Seaver, whose strikeouts and ability to work into the late innings consistently, usually requires a lower pitch total if he is to remain effective, threw 150 pitches upon completing nine innings in a scoreless duel with Doc Medich (then with the Pirates). Seaver added five more pitches to that total in the 10th before leaving the game for a pinchhitter. (The game ended as one of three 1-0 Mets losses in the month of July, two in extra innings.)

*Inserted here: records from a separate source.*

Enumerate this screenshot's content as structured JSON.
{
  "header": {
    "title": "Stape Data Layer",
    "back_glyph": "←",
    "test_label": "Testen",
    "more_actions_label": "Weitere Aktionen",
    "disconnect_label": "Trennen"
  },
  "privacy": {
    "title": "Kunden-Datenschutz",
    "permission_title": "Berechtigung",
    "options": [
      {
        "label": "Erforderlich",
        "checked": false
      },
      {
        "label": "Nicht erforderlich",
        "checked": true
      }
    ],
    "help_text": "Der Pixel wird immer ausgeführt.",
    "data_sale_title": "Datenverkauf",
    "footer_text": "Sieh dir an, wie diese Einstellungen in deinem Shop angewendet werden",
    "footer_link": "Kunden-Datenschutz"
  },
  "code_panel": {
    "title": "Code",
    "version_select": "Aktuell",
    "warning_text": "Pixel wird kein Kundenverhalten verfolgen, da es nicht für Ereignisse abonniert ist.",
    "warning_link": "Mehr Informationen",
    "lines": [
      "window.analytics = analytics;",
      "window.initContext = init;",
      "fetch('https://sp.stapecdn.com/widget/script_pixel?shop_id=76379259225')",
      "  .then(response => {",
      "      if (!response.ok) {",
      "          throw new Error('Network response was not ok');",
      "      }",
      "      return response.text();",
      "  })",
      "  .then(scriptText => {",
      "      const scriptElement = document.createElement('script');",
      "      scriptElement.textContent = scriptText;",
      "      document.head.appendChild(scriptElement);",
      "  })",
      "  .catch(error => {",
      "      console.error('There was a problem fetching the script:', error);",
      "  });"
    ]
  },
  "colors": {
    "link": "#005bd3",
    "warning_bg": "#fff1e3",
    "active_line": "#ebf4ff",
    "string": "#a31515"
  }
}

But allowing a pitcher to run up a large pitch total in a game can affect his future starts. In this case, Seaver compounded the problem by throwing 115 pitches in his next start before being removed for a pinch-hitter in the 7th, having allowed only two runs (one unearned) on four hits and four walks. It caught up with him in his next start, against the Pirates, who batted around in the 5th, scoring five runs.
Finally there are the workhorses - the pitchers who seem virtually immune to the physical limitations of most others. Foremost among such pitchers today is, unquestionably, Nolan Ryan.
Unlike most power pitchers, Ryan prefers to work on only three days rest, while consistently throwing a large number of pitches, as his lifetime totals of strikeouts (9.77 per 9 innings) and walks (5.58) indicate.
Explaining arm troubles that curtailed his work at the end of the 1977 season, Ryan said that he had thrown around 7,000 pitches in 299 innings spread over 37 starting assignments. If accurate, that would mean an average of about 23 pitches per inning and nearly 190 per game. (And it may not be too far from the mark - he threw over 160 pitches in his 1975 no-hitter versus Baltimore, although there were only five baserunners.)
There are many levels of endurance on the scale between Nolan Ryan and a pitcher who regularly has a low pitch total, such as Randy Jones. It is necessary to study the characteristic performance of each pitcher to determine at which point he may "suddenly" lose his effectiveness.
However, the evidence clearly indicates that, for endurance and effectiveness in any given game, 14 pitches or less per inning as an average is preferable for most pitchers.